Skin Cancer Risks in Dark Skin
Dark skin’s natural UV protection does lower overall skin cancer rates significantly, but it doesn’t eliminate the risk. The most notable concern is acral lentiginous melanoma, a rare subtype that appears on the palms, soles of the feet, and under the nails. These are areas with less pigmentation regardless of overall skin tone, and this type of melanoma is not linked to UV exposure. While acral lentiginous melanoma accounts for only 2 to 3% of all melanoma cases in Western countries, it represents 55 to 65% of melanomas diagnosed in people of color.

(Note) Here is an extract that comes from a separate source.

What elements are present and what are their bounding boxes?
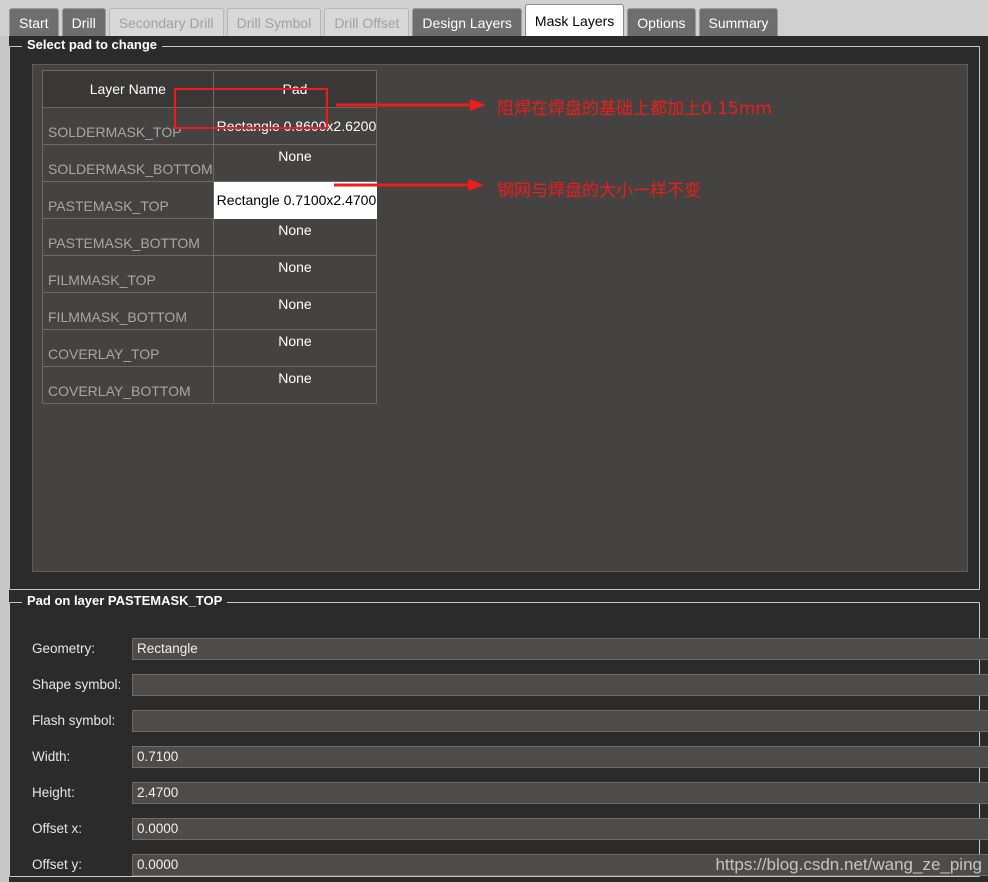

Because skin cancer awareness campaigns have traditionally focused on sun-exposed moles and fair-skinned populations, both patients and doctors may not think to check these non-sun-exposed areas. Late detection is a major reason why melanoma outcomes tend to be worse in people with dark skin, not because the cancer itself is more aggressive, but because it’s found at a more advanced stage.
Scarring Differences
Dark skin is also more prone to excess scarring. Keloid scars, which are raised, firm scars that grow beyond the boundaries of the original wound, and hypertrophic scars occur more frequently in darkly pigmented skin. The mechanism appears to involve sustained interactions between overactive melanocytes near damaged skin and cells in the deeper tissue layers, triggering inflammatory signaling pathways that promote excessive scar tissue formation. This tendency is important to factor into decisions about elective procedures, piercings, or surgical approaches.